The question is about relative confidence between a statically typed and a runtime typed software. The fact remains that given a fixed/finite budget of testing, wise people will not even think of deploying a runtime typed system for such tasks. These tasks cannot afford runtime errors, so it is imperative that due diligence be made to prove that they cannot happen.
(You cannot send several manned missions to the moon just to test) I am not aware of runtime typed systems that afford such proofs before running it and if some do, it is a statically proven system to begin with.
Revisit my points about runtime errors on a flight controller. Or to be less fancy, runtime error in trading software, "oops sent the wrong million dollar transaction request and bailed out because of runtime error". Has happened, and run companies to the ground.

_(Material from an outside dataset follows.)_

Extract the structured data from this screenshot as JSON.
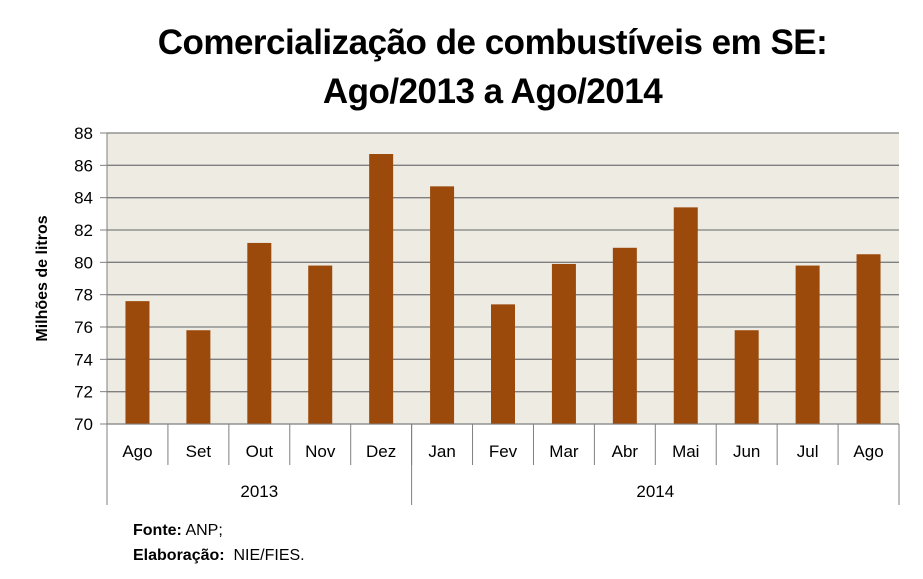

> what was Therac written in? Given its age, I would assume it was some fairly low level language. Whatever it was, it was something that did not prove that such races cannot happen, in other words it was open to runtime error, which is exactly what we want to eliminate as far as possible. We will run it a few times and see what gives, is not a tenable strategy for many important tasks.
> It doesn't take a lot of googling to find that Nasa used to use a Symbolics Lisp machine
You are being slightly disingenuous here, I was talking about deployed flight controllers that actually control the thing when its on flight.
As I have said its like arguing with birthers, you have made up your mind and no matter what I say you will try to avoid the logic of eliminating costly runtime errors.